By Jerry Clark
With a lot of attention directed at corn production and prices over the past year, soybeans seem to be playing second string. Similar to the way the middle reliever pitcher is to the "closer" on a major league baseball team. The middle reliever, often called the "set-up man" keeps their team in the game until the "closer" can come in and save or win the game, gathering all the attention. Even though corn and soybeans are commonly used together in a crop rotation system, soybeans seem to be the "set-up man."
Since soybeans "set up" corn in the corn/soybean rotation, it is important to give soybeans attention. Just as a good "set-up man" in baseball usually has good command of several pitches, it takes management of several factors to increase the yield potential of soybeans.
The fastball is probably the most common pitch which pitchers have most control. Similarly, variety selection and genetics is one management factor soybean have control over. Variety selection and genetics can't be overlooked when attempting to increase yields. In fact, variety selection can be the most important factor in maximizing soybean yields. All things being equal, variety selection can influence yield more than 30%.
Planting date to soybeans is kind of like what the umpire is to the pitcher. You never know what the call is going to be. The weather and soil conditions will most likely influence planting date. However, delayed soybean plantings can cost as much as 0.4 bushels per day when delayed past the optimum planting date. Optimum planting dates are usually within the first two weeks of May depending where you are located in Wisconsin.
In addition to planting date, another factor is row spacing. Home plate and the strike zone for the "set-up man" are 17 inches. Narrowing soybean rows to something less than this can often lead to increased yield. The reason for this is because yield of soybeans grown in Wisconsin are largely limited by the short growing season. In general, production practices that encourage the greatest use of the sun's heat and light provides the best opportunity to maximize yields. One such practice is narrow row spacing (less than 30 inches).
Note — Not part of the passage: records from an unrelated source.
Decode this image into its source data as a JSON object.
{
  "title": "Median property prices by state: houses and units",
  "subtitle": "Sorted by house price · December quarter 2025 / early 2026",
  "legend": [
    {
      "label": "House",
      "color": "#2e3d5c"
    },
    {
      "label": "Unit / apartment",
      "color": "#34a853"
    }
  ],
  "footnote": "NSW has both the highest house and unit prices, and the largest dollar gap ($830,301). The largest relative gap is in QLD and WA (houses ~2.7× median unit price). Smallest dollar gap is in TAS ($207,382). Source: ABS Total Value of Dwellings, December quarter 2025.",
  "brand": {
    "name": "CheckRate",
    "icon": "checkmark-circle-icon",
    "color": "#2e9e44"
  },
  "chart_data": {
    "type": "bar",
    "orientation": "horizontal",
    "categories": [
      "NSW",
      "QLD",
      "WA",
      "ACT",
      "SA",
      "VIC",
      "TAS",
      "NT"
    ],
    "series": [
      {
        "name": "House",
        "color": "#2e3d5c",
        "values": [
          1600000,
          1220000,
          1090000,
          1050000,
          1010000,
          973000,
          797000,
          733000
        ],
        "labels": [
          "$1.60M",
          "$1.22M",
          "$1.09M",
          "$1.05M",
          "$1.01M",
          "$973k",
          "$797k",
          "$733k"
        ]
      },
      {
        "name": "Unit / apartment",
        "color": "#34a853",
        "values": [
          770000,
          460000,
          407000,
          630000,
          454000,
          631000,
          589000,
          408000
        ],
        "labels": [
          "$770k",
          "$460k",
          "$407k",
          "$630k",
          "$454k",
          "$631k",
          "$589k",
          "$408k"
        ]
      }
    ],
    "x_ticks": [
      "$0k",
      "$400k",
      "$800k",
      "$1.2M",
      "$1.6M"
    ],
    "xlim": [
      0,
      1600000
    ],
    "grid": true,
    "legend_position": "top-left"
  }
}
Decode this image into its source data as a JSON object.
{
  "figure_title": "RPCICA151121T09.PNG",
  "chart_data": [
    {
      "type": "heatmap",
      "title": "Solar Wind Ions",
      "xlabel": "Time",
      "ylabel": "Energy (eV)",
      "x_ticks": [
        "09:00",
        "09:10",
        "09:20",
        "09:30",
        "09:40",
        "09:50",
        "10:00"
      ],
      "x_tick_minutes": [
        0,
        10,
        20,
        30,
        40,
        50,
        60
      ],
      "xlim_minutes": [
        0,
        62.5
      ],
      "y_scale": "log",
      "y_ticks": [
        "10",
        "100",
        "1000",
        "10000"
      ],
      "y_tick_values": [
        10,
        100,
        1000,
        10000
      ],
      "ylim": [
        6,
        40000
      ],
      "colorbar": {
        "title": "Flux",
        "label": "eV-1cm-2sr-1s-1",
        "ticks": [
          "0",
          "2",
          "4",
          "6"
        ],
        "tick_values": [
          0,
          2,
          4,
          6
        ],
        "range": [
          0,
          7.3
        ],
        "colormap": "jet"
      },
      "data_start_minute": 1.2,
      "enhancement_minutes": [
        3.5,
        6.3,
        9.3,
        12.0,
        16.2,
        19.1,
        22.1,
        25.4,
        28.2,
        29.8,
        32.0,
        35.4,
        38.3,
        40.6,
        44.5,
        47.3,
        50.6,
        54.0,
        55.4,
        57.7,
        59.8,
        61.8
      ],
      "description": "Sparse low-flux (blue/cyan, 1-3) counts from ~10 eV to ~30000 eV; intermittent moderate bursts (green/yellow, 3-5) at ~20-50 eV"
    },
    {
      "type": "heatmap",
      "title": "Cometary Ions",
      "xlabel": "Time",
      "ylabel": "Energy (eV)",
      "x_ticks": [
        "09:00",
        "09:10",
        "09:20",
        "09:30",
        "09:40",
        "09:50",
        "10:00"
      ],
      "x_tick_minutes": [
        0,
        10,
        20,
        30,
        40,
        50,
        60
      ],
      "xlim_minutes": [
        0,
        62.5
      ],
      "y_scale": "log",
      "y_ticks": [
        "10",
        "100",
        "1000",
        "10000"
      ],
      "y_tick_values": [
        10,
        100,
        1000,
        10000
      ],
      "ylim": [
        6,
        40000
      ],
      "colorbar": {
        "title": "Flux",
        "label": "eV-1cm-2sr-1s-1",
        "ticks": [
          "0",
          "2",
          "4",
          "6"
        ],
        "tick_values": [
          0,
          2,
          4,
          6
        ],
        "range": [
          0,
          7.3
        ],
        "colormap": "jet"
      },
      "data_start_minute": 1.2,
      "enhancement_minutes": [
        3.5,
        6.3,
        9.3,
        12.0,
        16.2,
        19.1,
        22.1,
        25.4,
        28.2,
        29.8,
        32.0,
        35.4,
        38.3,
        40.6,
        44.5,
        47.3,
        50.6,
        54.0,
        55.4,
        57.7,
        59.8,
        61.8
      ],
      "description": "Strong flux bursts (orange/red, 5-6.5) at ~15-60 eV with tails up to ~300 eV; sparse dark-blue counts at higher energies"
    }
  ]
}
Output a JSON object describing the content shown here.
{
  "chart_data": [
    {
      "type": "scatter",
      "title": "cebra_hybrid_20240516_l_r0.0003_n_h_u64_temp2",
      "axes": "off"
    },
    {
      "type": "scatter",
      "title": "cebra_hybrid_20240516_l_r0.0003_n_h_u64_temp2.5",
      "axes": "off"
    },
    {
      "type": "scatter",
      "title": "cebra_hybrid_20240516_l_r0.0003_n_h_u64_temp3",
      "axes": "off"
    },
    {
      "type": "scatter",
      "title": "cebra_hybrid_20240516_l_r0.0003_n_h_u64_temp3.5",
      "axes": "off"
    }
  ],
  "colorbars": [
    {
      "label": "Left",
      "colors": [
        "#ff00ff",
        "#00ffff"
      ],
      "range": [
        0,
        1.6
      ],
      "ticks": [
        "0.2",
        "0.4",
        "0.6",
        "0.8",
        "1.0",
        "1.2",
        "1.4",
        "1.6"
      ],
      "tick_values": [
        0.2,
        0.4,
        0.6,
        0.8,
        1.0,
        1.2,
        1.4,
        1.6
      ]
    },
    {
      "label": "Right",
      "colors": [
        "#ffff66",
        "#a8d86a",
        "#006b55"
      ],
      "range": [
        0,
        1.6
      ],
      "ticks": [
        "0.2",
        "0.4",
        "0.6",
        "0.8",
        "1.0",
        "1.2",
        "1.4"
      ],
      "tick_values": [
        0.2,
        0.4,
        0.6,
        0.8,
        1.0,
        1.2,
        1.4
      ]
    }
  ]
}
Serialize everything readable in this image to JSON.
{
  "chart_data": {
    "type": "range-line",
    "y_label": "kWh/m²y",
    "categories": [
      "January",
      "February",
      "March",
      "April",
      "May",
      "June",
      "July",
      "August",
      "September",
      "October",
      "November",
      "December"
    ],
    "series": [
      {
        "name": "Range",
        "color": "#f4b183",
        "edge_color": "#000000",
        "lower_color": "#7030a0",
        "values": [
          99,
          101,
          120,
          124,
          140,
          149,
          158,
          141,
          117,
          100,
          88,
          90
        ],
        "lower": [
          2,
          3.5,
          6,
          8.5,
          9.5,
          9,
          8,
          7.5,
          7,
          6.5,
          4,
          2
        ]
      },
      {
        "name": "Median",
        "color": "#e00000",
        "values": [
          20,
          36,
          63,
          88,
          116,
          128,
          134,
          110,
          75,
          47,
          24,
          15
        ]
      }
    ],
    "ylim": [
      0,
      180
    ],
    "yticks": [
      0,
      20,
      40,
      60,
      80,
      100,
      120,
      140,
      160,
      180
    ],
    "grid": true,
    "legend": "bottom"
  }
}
University research results indicate narrowing rows from 30 inches to 10 inches can result in a 3% to 8% increase in yield. This yield benefit is generally can be more in the northern part of the state where the short growing season is an even larger factor in soybean yield capacity. The main benefits of narrow row spacing is early canopy closure
Early canopy closure increases crop growth rate, dry matter accumulation, and seed yield. Canopy closure of 15-inch rows will often happen 15 days earlier than 30-inch rows. This is critical since canopy closure is needed by the start of pod set (R3). Often soybeans grown in 30-inch rows fail to achieve canopy closure by this critical yield-determining growth stage. Early canopy closure will benefit weed control as the canopy shades out competing weed seedlings. Another benefit is reduced soil moisture loss as the canopy reduces evaporation and more water is available to the plant. The best time to think about moving to narrower rows is when equipment needs to be replaced or purchased.
Although split-row technology is more expensive, the return on investment is relatively high considering the yield advantage with narrow row planting and use of the planter for corn and soybeans.
A good "set-up man" usually has a change-up in his pitching arsenal to confuse the batter. For weed management it is important to consider using several weed management strategies to get good weed control and reduce the risk of herbicide resistance. Reducing or eliminating weed competition early, typically by the V2 growth stage, maximizes early-season crop growth rate, which quickens the time to full canopy closure and in turn maximizes intercepted light converted to soybean yield.
Using all the "pitches" available in the management of early season soybeans can lead to the "set-up" man having an MVP type season.
Clark is the Chippewa County Extension agriculture agent.